You may have noticed that Google recently paid tribute to the Ophthalmologist Ferdinand Monoyer in their ‘Google Doodle’ (you can find it here), and the story was widely picked up in the press for days afterwards.
This was great to see, and actually long overdue.
While most people will never have heard of Ferdinand Monoyer, his legacy and inventions live on into modern-day medicine. It is no under-statement to say that his work has saved the sight of millions of people, and improved the lives of countless others.
Who was Ferdinand Monoyer?
Born in 1836, he was a Frenchman who become an ophthalmologist and went on to teach at three prominent universities in Lyon, Strasbourg, and Nancy.
In 1872, he developed the dioptre – the unit of measurement used for lenses and vision. He also created the Monoyer Chart, an eye test that measures how well the retina focuses. Although, this has now largely been replaced by the Snellen Chart, much of the features remain the same.
Basically, if you have ever had an eye examination, Ferdinand Monoyer is the man you should thank!
Why Does a Dioptre Matter?
For those of you that regularly have your eyes tested, you will have noticed that your vision is assessed by + and – values. These are known as dioptre measurements and are the numbers that are written on your eye prescription.
A dioptre measures a lens’ refractive power (its ability to bend the light which passes through it), so it is a general indication of the eye lens strength. It is used in visual examinations to measure the amount of visual correction that is needed, and has plus and minus values:
- A negative number means that the person has near-sighted vision
- A positive number indicates that a person is far-sighted.
When you refer to you own vision in numbers, then you are referring to the number of dioptres your lenses have.
Over 140 years after it was first developed, it is still used each day in every country in the World.
The Monoyer Chart
Unlike the dioptre, this is a basic examination of visual clarity. It is a simple chart with multiple lines and letters that vary in size (larger letters at the bottom, smaller letters at the top).
The person undergoing the examination is instructed to cover one eye and read the chart from 6 metres away.
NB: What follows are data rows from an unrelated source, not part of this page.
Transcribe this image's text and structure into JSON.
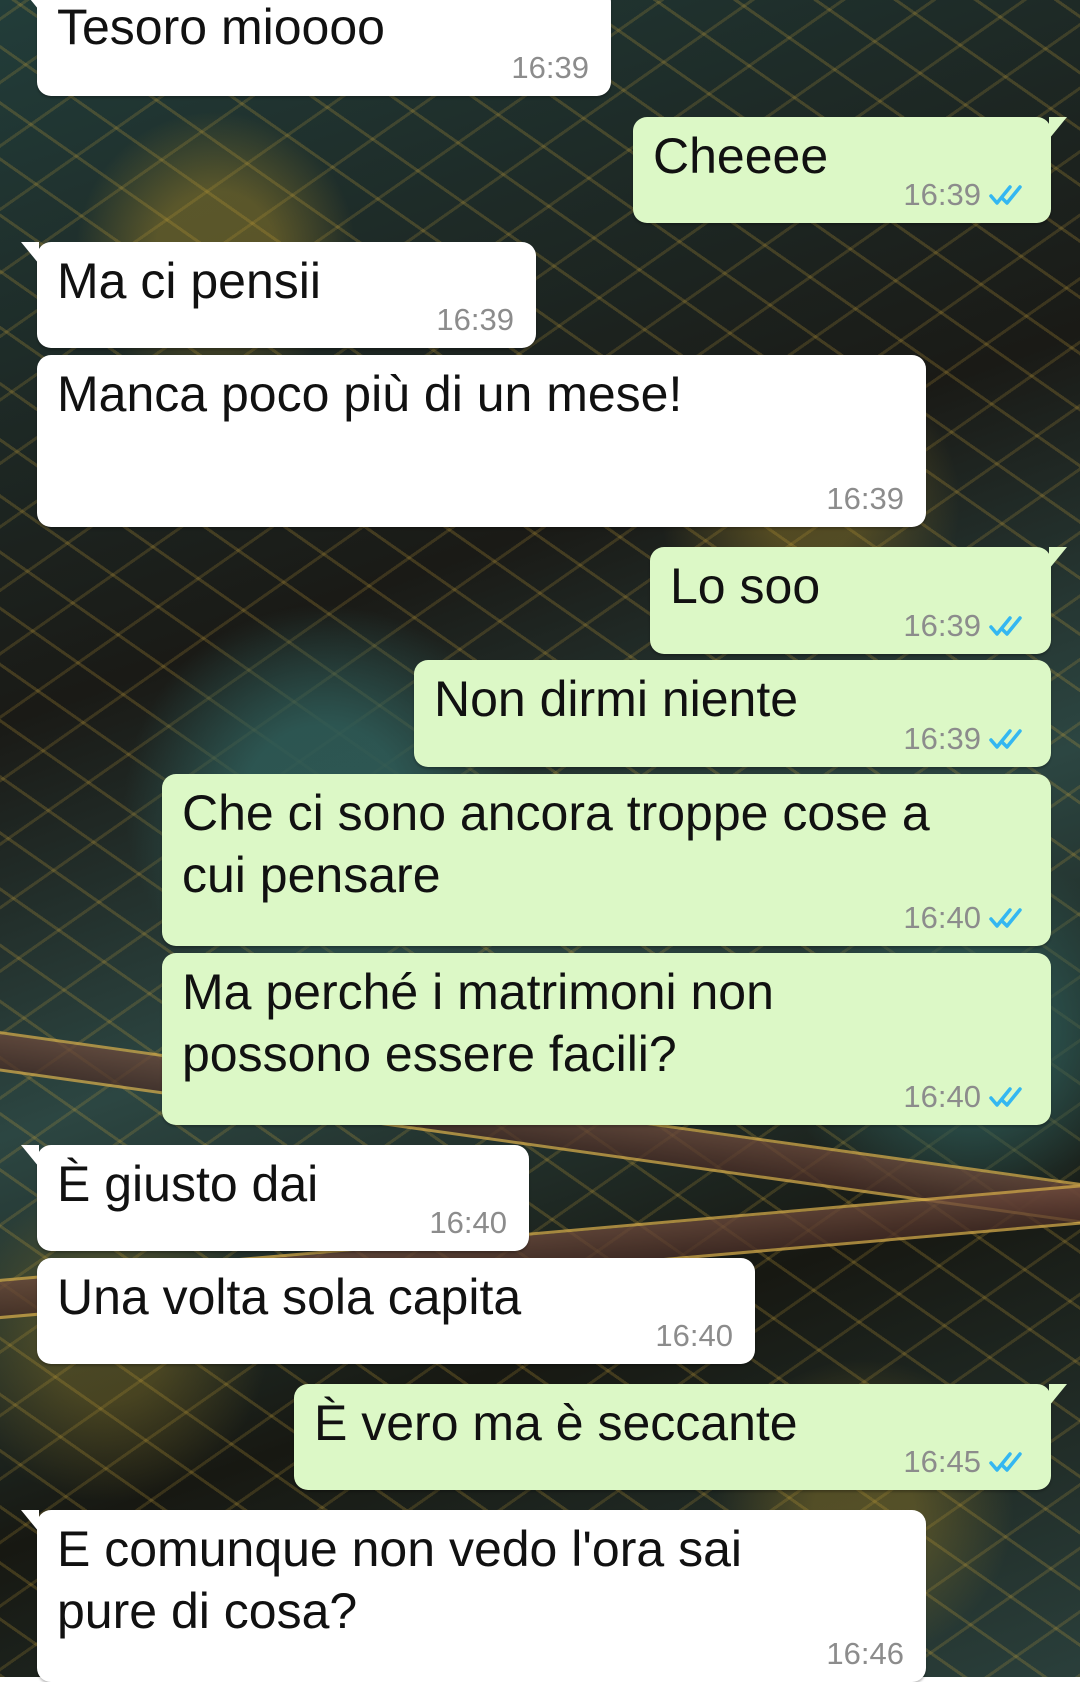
{
  "colors": {
    "incoming_bubble": "#ffffff",
    "outgoing_bubble": "#dcf8c6",
    "timestamp": "#8c8c8c",
    "read_check": "#34b7f1"
  },
  "messages": [
    {
      "direction": "in",
      "lines": [
        "Tesoro mioooo"
      ],
      "time": "16:39"
    },
    {
      "direction": "out",
      "lines": [
        "Cheeee"
      ],
      "time": "16:39",
      "status": "read",
      "status_icon": "double-check-icon"
    },
    {
      "direction": "in",
      "lines": [
        "Ma ci pensii"
      ],
      "time": "16:39"
    },
    {
      "direction": "in",
      "lines": [
        "Manca poco più di un mese!"
      ],
      "time": "16:39"
    },
    {
      "direction": "out",
      "lines": [
        "Lo soo"
      ],
      "time": "16:39",
      "status": "read",
      "status_icon": "double-check-icon"
    },
    {
      "direction": "out",
      "lines": [
        "Non dirmi niente"
      ],
      "time": "16:39",
      "status": "read",
      "status_icon": "double-check-icon"
    },
    {
      "direction": "out",
      "lines": [
        "Che ci sono ancora troppe cose a",
        "cui pensare"
      ],
      "time": "16:40",
      "status": "read",
      "status_icon": "double-check-icon"
    },
    {
      "direction": "out",
      "lines": [
        "Ma perché i matrimoni non",
        "possono essere facili?"
      ],
      "time": "16:40",
      "status": "read",
      "status_icon": "double-check-icon"
    },
    {
      "direction": "in",
      "lines": [
        "È giusto dai"
      ],
      "time": "16:40"
    },
    {
      "direction": "in",
      "lines": [
        "Una volta sola capita"
      ],
      "time": "16:40"
    },
    {
      "direction": "out",
      "lines": [
        "È vero ma è seccante"
      ],
      "time": "16:45",
      "status": "read",
      "status_icon": "double-check-icon"
    },
    {
      "direction": "in",
      "lines": [
        "E comunque non vedo l'ora sai",
        "pure di cosa?"
      ],
      "time": "16:46"
    }
  ]
}
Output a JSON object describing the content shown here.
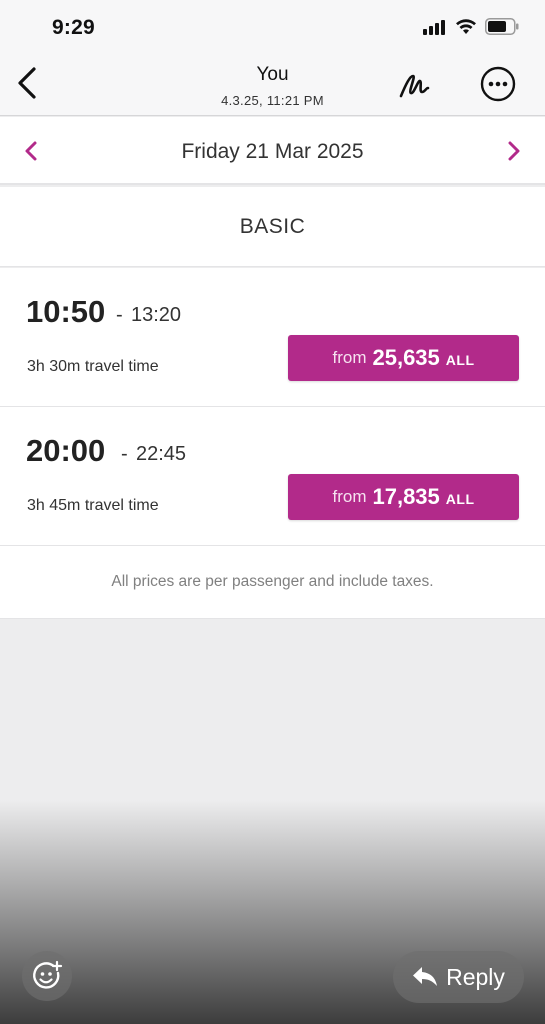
{
  "status_bar": {
    "time": "9:29",
    "icons": [
      "cellular-signal-icon",
      "wifi-icon",
      "battery-icon"
    ]
  },
  "header": {
    "sender": "You",
    "date": "4.3.25, 11:21 PM",
    "icons": [
      "back-chevron-icon",
      "markup-pen-icon",
      "more-options-icon"
    ]
  },
  "date_nav": {
    "label": "Friday 21 Mar 2025",
    "icons": [
      "previous-day-chevron-icon",
      "next-day-chevron-icon"
    ]
  },
  "fare": {
    "title": "BASIC"
  },
  "flights": [
    {
      "departure": "10:50",
      "separator": "-",
      "arrival": "13:20",
      "travel_time": "3h 30m travel time",
      "price_prefix": "from",
      "price": "25,635",
      "currency": "ALL"
    },
    {
      "departure": "20:00",
      "separator": "-",
      "arrival": "22:45",
      "travel_time": "3h 45m travel time",
      "price_prefix": "from",
      "price": "17,835",
      "currency": "ALL"
    }
  ],
  "disclaimer": "All prices are per passenger and include taxes.",
  "footer": {
    "reply_label": "Reply",
    "icons": [
      "sticker-add-icon",
      "reply-arrow-icon"
    ]
  },
  "colors": {
    "accent": "#b22a8a",
    "background": "#ededee"
  }
}
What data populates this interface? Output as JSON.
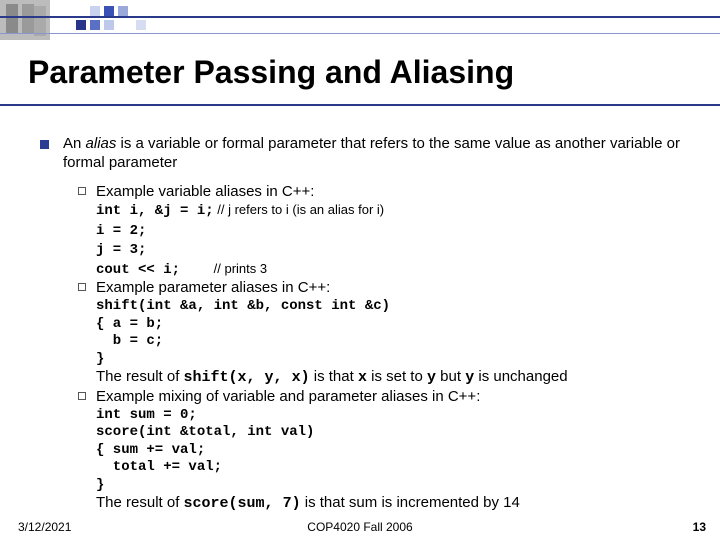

They stop reading when they reach their visual limit, and their eyesight is estimated.
In Ferdinand Monoyer’s day, the ability to read all of the chart was know as having 10/10 vision. Since the switch to the Snellen, and now the LogMAR chart, the value of 20/20 vision is used instead.
However, much of the chart’s influence, design, and effectiveness can be traced back to Ferdinand Monoyer.
Facts about Ferdinand
On his journey to creating the dioptre and the Monoyer chart, Ferdinand managed to live a varied and successful life, before dying in 1912 at the age of 76. Here are some facts about one of the greatest ophthalmologists who ever lived:
- He made sure he was remembered! When devising the Monoyer chart, he included his name into the design. Look closely and you will see that his first name rises upwards on the right hand side, while his last name is on the left.
- He was born in the Alsace region, which nestles on the border between France and Germany.
- His step-father was also a respected ophthalmologist called Victor Stoeber.
- It is now possible to visit the house where he lived in Lyon. Special events are held where the public can attend.